The Story Of The Yardbirds (ABC Entertainment)

This excellent documentary covers the quick rise and even quicker fall of The Yardbirds from 1963-1968. The band’s history hasn’t been rehashed as frequently as their peers, so the information presented here – taken from interviews with band members, managers and producers – feels fresh and exciting. The DVD also benefits from excellent live clips, which show the band’s origins as a merely OK blues-rock band, but then really catching fire when Jeff Beck replaced Eric Clapton on guitar and pushed them into a more aggressive and experimental sound (compare the version of “I Wish You Would” with Clapton to the one with Beck…Beck’s kills). When Jeff Beck left and Jimmy Page took over, the band gained an even better guitar player, but Page was actually too good, running circles around the rest of the band, who struggled to keep up with him. When they broke up in 1968 Page was already experimenting with some of the ideas that would later become the foundation for Led Zeppelin. Still, don’t let rock history paint The Yardbirds as just a starting-point for three great guitar players – The Story Of The Yardbirds proves they were a great, and highly influential, band in their own right. The only negative is the lame booklet which talks mostly about the recently reformed Yardbirds (who aren’t mentioned in the movie) and the back cover where “For Your Love” is erroneously listed as “For The Love”.

The Pixies – LoudQuietLoud: A Film About The Pixies (MVD Visual)

One of the great rock stories of this decade has been the massively successful reformation of The Pixies’ original lineup in 2004. Their influence consistently grew since they broke up in 1992 causing them to get back together and take a lucrative victory lap around the globe.
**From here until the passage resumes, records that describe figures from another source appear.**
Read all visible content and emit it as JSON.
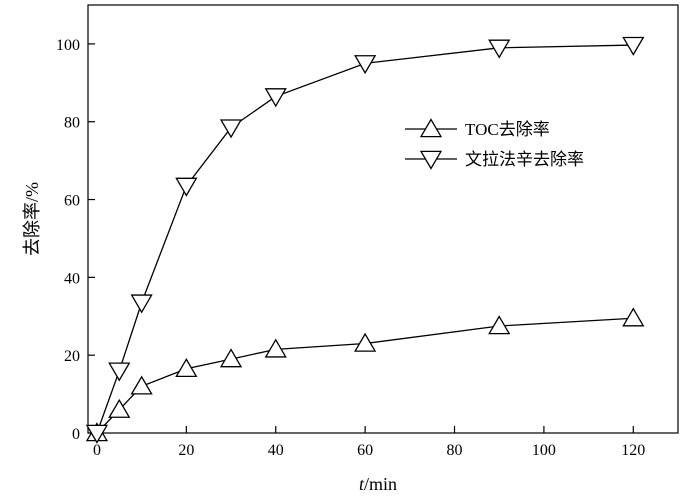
{
  "chart_data": {
    "type": "line",
    "xlabel_italic": "t",
    "xlabel_rest": "/min",
    "ylabel": "去除率/%",
    "xlim": [
      -2,
      130
    ],
    "ylim": [
      0,
      110
    ],
    "xticks": [
      0,
      20,
      40,
      60,
      80,
      100,
      120
    ],
    "yticks": [
      0,
      20,
      40,
      60,
      80,
      100
    ],
    "grid": false,
    "legend_position": "center-right",
    "series": [
      {
        "name": "TOC去除率",
        "marker": "triangle-up",
        "x": [
          0,
          5,
          10,
          20,
          30,
          40,
          60,
          90,
          120
        ],
        "y": [
          0,
          6,
          12,
          16.5,
          19,
          21.5,
          23,
          27.5,
          29.5
        ]
      },
      {
        "name": "文拉法辛去除率",
        "marker": "triangle-down",
        "x": [
          0,
          5,
          10,
          20,
          30,
          40,
          60,
          90,
          120
        ],
        "y": [
          0,
          16,
          33.5,
          63.5,
          78.5,
          86.5,
          95,
          99,
          99.7
        ]
      }
    ],
    "colors": {
      "line": "#000000",
      "marker_fill": "#ffffff"
    }
  }
}
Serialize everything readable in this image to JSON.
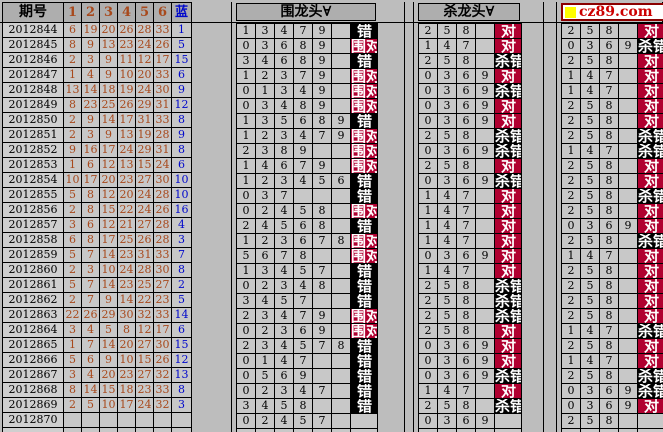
{
  "colors": {
    "red_ball": "#a8491c",
    "blue_ball": "#0008cc",
    "status_hit_bg": "#b00030",
    "status_miss_bg": "#000000",
    "logo_text_red": "#cc0000",
    "logo_square_yellow": "#ffff00"
  },
  "results": {
    "header_issue": "期号",
    "header_nums": [
      "1",
      "2",
      "3",
      "4",
      "5",
      "6"
    ],
    "header_blue": "蓝",
    "rows": [
      {
        "issue": "2012844",
        "nums": [
          "6",
          "19",
          "20",
          "26",
          "28",
          "33"
        ],
        "blue": "1"
      },
      {
        "issue": "2012845",
        "nums": [
          "8",
          "9",
          "13",
          "23",
          "24",
          "26"
        ],
        "blue": "5"
      },
      {
        "issue": "2012846",
        "nums": [
          "2",
          "3",
          "9",
          "11",
          "12",
          "17"
        ],
        "blue": "15"
      },
      {
        "issue": "2012847",
        "nums": [
          "1",
          "4",
          "9",
          "10",
          "20",
          "33"
        ],
        "blue": "6"
      },
      {
        "issue": "2012848",
        "nums": [
          "13",
          "14",
          "18",
          "19",
          "24",
          "30"
        ],
        "blue": "9"
      },
      {
        "issue": "2012849",
        "nums": [
          "8",
          "23",
          "25",
          "26",
          "29",
          "31"
        ],
        "blue": "12"
      },
      {
        "issue": "2012850",
        "nums": [
          "2",
          "9",
          "14",
          "17",
          "31",
          "33"
        ],
        "blue": "8"
      },
      {
        "issue": "2012851",
        "nums": [
          "2",
          "3",
          "9",
          "13",
          "19",
          "28"
        ],
        "blue": "9"
      },
      {
        "issue": "2012852",
        "nums": [
          "9",
          "16",
          "17",
          "24",
          "29",
          "31"
        ],
        "blue": "8"
      },
      {
        "issue": "2012853",
        "nums": [
          "1",
          "6",
          "12",
          "13",
          "15",
          "24"
        ],
        "blue": "6"
      },
      {
        "issue": "2012854",
        "nums": [
          "10",
          "17",
          "20",
          "23",
          "27",
          "30"
        ],
        "blue": "10"
      },
      {
        "issue": "2012855",
        "nums": [
          "5",
          "8",
          "12",
          "20",
          "24",
          "28"
        ],
        "blue": "10"
      },
      {
        "issue": "2012856",
        "nums": [
          "2",
          "8",
          "15",
          "22",
          "24",
          "26"
        ],
        "blue": "16"
      },
      {
        "issue": "2012857",
        "nums": [
          "3",
          "6",
          "12",
          "21",
          "27",
          "28"
        ],
        "blue": "4"
      },
      {
        "issue": "2012858",
        "nums": [
          "6",
          "8",
          "17",
          "25",
          "26",
          "28"
        ],
        "blue": "3"
      },
      {
        "issue": "2012859",
        "nums": [
          "5",
          "7",
          "14",
          "23",
          "31",
          "33"
        ],
        "blue": "7"
      },
      {
        "issue": "2012860",
        "nums": [
          "2",
          "3",
          "10",
          "24",
          "28",
          "30"
        ],
        "blue": "8"
      },
      {
        "issue": "2012861",
        "nums": [
          "5",
          "7",
          "14",
          "23",
          "25",
          "27"
        ],
        "blue": "2"
      },
      {
        "issue": "2012862",
        "nums": [
          "2",
          "7",
          "9",
          "14",
          "22",
          "23"
        ],
        "blue": "5"
      },
      {
        "issue": "2012863",
        "nums": [
          "22",
          "26",
          "29",
          "30",
          "32",
          "33"
        ],
        "blue": "14"
      },
      {
        "issue": "2012864",
        "nums": [
          "3",
          "4",
          "5",
          "8",
          "12",
          "17"
        ],
        "blue": "6"
      },
      {
        "issue": "2012865",
        "nums": [
          "1",
          "7",
          "14",
          "20",
          "27",
          "30"
        ],
        "blue": "15"
      },
      {
        "issue": "2012866",
        "nums": [
          "5",
          "6",
          "9",
          "10",
          "15",
          "26"
        ],
        "blue": "12"
      },
      {
        "issue": "2012867",
        "nums": [
          "3",
          "4",
          "20",
          "23",
          "27",
          "32"
        ],
        "blue": "13"
      },
      {
        "issue": "2012868",
        "nums": [
          "8",
          "14",
          "15",
          "18",
          "23",
          "33"
        ],
        "blue": "8"
      },
      {
        "issue": "2012869",
        "nums": [
          "2",
          "5",
          "10",
          "17",
          "24",
          "32"
        ],
        "blue": "3"
      },
      {
        "issue": "2012870",
        "nums": [],
        "blue": ""
      }
    ]
  },
  "wei": {
    "title": "围龙头∀",
    "rows": [
      {
        "nums": [
          "1",
          "3",
          "4",
          "7",
          "9"
        ],
        "status": "错"
      },
      {
        "nums": [
          "0",
          "3",
          "6",
          "8",
          "9"
        ],
        "status": "围对"
      },
      {
        "nums": [
          "3",
          "4",
          "6",
          "8",
          "9"
        ],
        "status": "错"
      },
      {
        "nums": [
          "1",
          "2",
          "3",
          "7",
          "9"
        ],
        "status": "围对"
      },
      {
        "nums": [
          "0",
          "1",
          "3",
          "4",
          "9"
        ],
        "status": "围对"
      },
      {
        "nums": [
          "0",
          "3",
          "4",
          "8",
          "9"
        ],
        "status": "围对"
      },
      {
        "nums": [
          "1",
          "3",
          "5",
          "6",
          "8",
          "9"
        ],
        "status": "错"
      },
      {
        "nums": [
          "1",
          "2",
          "3",
          "4",
          "7",
          "9"
        ],
        "status": "围对"
      },
      {
        "nums": [
          "2",
          "3",
          "8",
          "9"
        ],
        "status": "围对"
      },
      {
        "nums": [
          "1",
          "4",
          "6",
          "7",
          "9"
        ],
        "status": "围对"
      },
      {
        "nums": [
          "1",
          "2",
          "3",
          "4",
          "5",
          "6"
        ],
        "status": "错"
      },
      {
        "nums": [
          "0",
          "3",
          "7"
        ],
        "status": "错"
      },
      {
        "nums": [
          "0",
          "2",
          "4",
          "5",
          "8"
        ],
        "status": "围对"
      },
      {
        "nums": [
          "2",
          "4",
          "5",
          "6",
          "8"
        ],
        "status": "错"
      },
      {
        "nums": [
          "1",
          "2",
          "3",
          "6",
          "7",
          "8"
        ],
        "status": "围对"
      },
      {
        "nums": [
          "5",
          "6",
          "7",
          "8"
        ],
        "status": "围对"
      },
      {
        "nums": [
          "1",
          "3",
          "4",
          "5",
          "7"
        ],
        "status": "错"
      },
      {
        "nums": [
          "0",
          "2",
          "3",
          "4",
          "8"
        ],
        "status": "错"
      },
      {
        "nums": [
          "3",
          "4",
          "5",
          "7"
        ],
        "status": "错"
      },
      {
        "nums": [
          "2",
          "3",
          "4",
          "7",
          "9"
        ],
        "status": "围对"
      },
      {
        "nums": [
          "0",
          "2",
          "3",
          "6",
          "9"
        ],
        "status": "围对"
      },
      {
        "nums": [
          "2",
          "3",
          "4",
          "5",
          "7",
          "8"
        ],
        "status": "错"
      },
      {
        "nums": [
          "0",
          "1",
          "4",
          "7"
        ],
        "status": "错"
      },
      {
        "nums": [
          "0",
          "5",
          "6",
          "9"
        ],
        "status": "错"
      },
      {
        "nums": [
          "0",
          "2",
          "3",
          "4",
          "7"
        ],
        "status": "错"
      },
      {
        "nums": [
          "3",
          "4",
          "5",
          "8"
        ],
        "status": "错"
      },
      {
        "nums": [
          "0",
          "2",
          "4",
          "5",
          "7"
        ],
        "status": ""
      }
    ]
  },
  "sha": {
    "title": "杀龙头∀",
    "rows": [
      {
        "nums": [
          "2",
          "5",
          "8"
        ],
        "status": "对"
      },
      {
        "nums": [
          "1",
          "4",
          "7"
        ],
        "status": "对"
      },
      {
        "nums": [
          "2",
          "5",
          "8"
        ],
        "status": "杀错"
      },
      {
        "nums": [
          "0",
          "3",
          "6",
          "9"
        ],
        "status": "对"
      },
      {
        "nums": [
          "0",
          "3",
          "6",
          "9"
        ],
        "status": "杀错"
      },
      {
        "nums": [
          "0",
          "3",
          "6",
          "9"
        ],
        "status": "对"
      },
      {
        "nums": [
          "0",
          "3",
          "6",
          "9"
        ],
        "status": "对"
      },
      {
        "nums": [
          "2",
          "5",
          "8"
        ],
        "status": "杀错"
      },
      {
        "nums": [
          "0",
          "3",
          "6",
          "9"
        ],
        "status": "杀错"
      },
      {
        "nums": [
          "2",
          "5",
          "8"
        ],
        "status": "对"
      },
      {
        "nums": [
          "0",
          "3",
          "6",
          "9"
        ],
        "status": "杀错"
      },
      {
        "nums": [
          "1",
          "4",
          "7"
        ],
        "status": "对"
      },
      {
        "nums": [
          "1",
          "4",
          "7"
        ],
        "status": "对"
      },
      {
        "nums": [
          "1",
          "4",
          "7"
        ],
        "status": "对"
      },
      {
        "nums": [
          "1",
          "4",
          "7"
        ],
        "status": "对"
      },
      {
        "nums": [
          "0",
          "3",
          "6",
          "9"
        ],
        "status": "对"
      },
      {
        "nums": [
          "1",
          "4",
          "7"
        ],
        "status": "对"
      },
      {
        "nums": [
          "2",
          "5",
          "8"
        ],
        "status": "杀错"
      },
      {
        "nums": [
          "2",
          "5",
          "8"
        ],
        "status": "杀错"
      },
      {
        "nums": [
          "2",
          "5",
          "8"
        ],
        "status": "杀错"
      },
      {
        "nums": [
          "2",
          "5",
          "8"
        ],
        "status": "对"
      },
      {
        "nums": [
          "0",
          "3",
          "6",
          "9"
        ],
        "status": "对"
      },
      {
        "nums": [
          "0",
          "3",
          "6",
          "9"
        ],
        "status": "对"
      },
      {
        "nums": [
          "0",
          "3",
          "6",
          "9"
        ],
        "status": "杀错"
      },
      {
        "nums": [
          "1",
          "4",
          "7"
        ],
        "status": "对"
      },
      {
        "nums": [
          "2",
          "5",
          "8"
        ],
        "status": "杀错"
      },
      {
        "nums": [
          "0",
          "3",
          "6",
          "9"
        ],
        "status": ""
      }
    ]
  },
  "cz": {
    "logo": "cz89.com",
    "rows": [
      {
        "nums": [
          "2",
          "5",
          "8"
        ],
        "status": "对"
      },
      {
        "nums": [
          "0",
          "3",
          "6",
          "9"
        ],
        "status": "杀错"
      },
      {
        "nums": [
          "2",
          "5",
          "8"
        ],
        "status": "对"
      },
      {
        "nums": [
          "1",
          "4",
          "7"
        ],
        "status": "对"
      },
      {
        "nums": [
          "1",
          "4",
          "7"
        ],
        "status": "对"
      },
      {
        "nums": [
          "2",
          "5",
          "8"
        ],
        "status": "对"
      },
      {
        "nums": [
          "2",
          "5",
          "8"
        ],
        "status": "对"
      },
      {
        "nums": [
          "2",
          "5",
          "8"
        ],
        "status": "杀错"
      },
      {
        "nums": [
          "1",
          "4",
          "7"
        ],
        "status": "杀错"
      },
      {
        "nums": [
          "2",
          "5",
          "8"
        ],
        "status": "对"
      },
      {
        "nums": [
          "2",
          "5",
          "8"
        ],
        "status": "对"
      },
      {
        "nums": [
          "2",
          "5",
          "8"
        ],
        "status": "杀错"
      },
      {
        "nums": [
          "2",
          "5",
          "8"
        ],
        "status": "对"
      },
      {
        "nums": [
          "0",
          "3",
          "6",
          "9"
        ],
        "status": "对"
      },
      {
        "nums": [
          "2",
          "5",
          "8"
        ],
        "status": "杀错"
      },
      {
        "nums": [
          "1",
          "4",
          "7"
        ],
        "status": "对"
      },
      {
        "nums": [
          "2",
          "5",
          "8"
        ],
        "status": "对"
      },
      {
        "nums": [
          "2",
          "5",
          "8"
        ],
        "status": "对"
      },
      {
        "nums": [
          "2",
          "5",
          "8"
        ],
        "status": "对"
      },
      {
        "nums": [
          "2",
          "5",
          "8"
        ],
        "status": "对"
      },
      {
        "nums": [
          "1",
          "4",
          "7"
        ],
        "status": "杀错"
      },
      {
        "nums": [
          "2",
          "5",
          "8"
        ],
        "status": "对"
      },
      {
        "nums": [
          "1",
          "4",
          "7"
        ],
        "status": "对"
      },
      {
        "nums": [
          "2",
          "5",
          "8"
        ],
        "status": "杀错"
      },
      {
        "nums": [
          "0",
          "3",
          "6",
          "9"
        ],
        "status": "杀错"
      },
      {
        "nums": [
          "0",
          "3",
          "6",
          "9"
        ],
        "status": "对"
      },
      {
        "nums": [
          "2",
          "5",
          "8"
        ],
        "status": ""
      }
    ]
  }
}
Sounds pretty simple, but thanks to a multitude of unresolved issues it wasn’t. At times the tension between the four band-members is almost unbearable to watch. It’s the kind of tension that would force most people to crack, which happens to drummer David Lovering who has a brief flirtation with drugs and alcohol on the road. The film is an insightful look at the dichotomy of a group that loves the big crowds and paychecks that they can’t get on their own, but it also comprised of four completely different individuals who aren’t comfortable in a room with each other. The good news is that band seem to be getting along well enough to record a new album. Regardless of how that album turns out this DVD is a perfect souvenir for fans that never thought they’d see them on stage together again.

The New York Dolls – All Dolled Up (Music Video Distributors)

In an age when Franz Ferdinand puts out a two-disc DVD set after only two albums, it’s easy to forget how little footage exists of the great performers of rock’s past, and that’s what makes this DVD such a revelation. Culled from over forty hours shot by famed rock photographer Bob Gruen on an early black and white video camera, All Dolled Up includes some great live performances, interviews, candid backstage footage, and a lot of preening in front of mirrors.

Although the video and audio are far from pristine, this is still an important release for Dolls fans. Because Gruen was friends with the band, he had full access to film them at all times, capturing the true essence of a band that most people have never seen much of outside of a few photos. He captures the drunken buffoonery, the backstage groupies and, most hilariously, the looks of outrage the band got from “straight society”.

The bonus features don’t disappoint either. You can watch the performances from the film in an unedited form, an interview between Bob Gruen and Dictators singer Handsome Dick Manitoba, look at  Gruen’s photos of the band with accompanying commentary, and see Gruen, Sylvain Sylvain and David Johansen doing a commentary track. All in all, it’s a handsome package and kudos to Music Video Distributors for putting out yet another important piece of American rock history.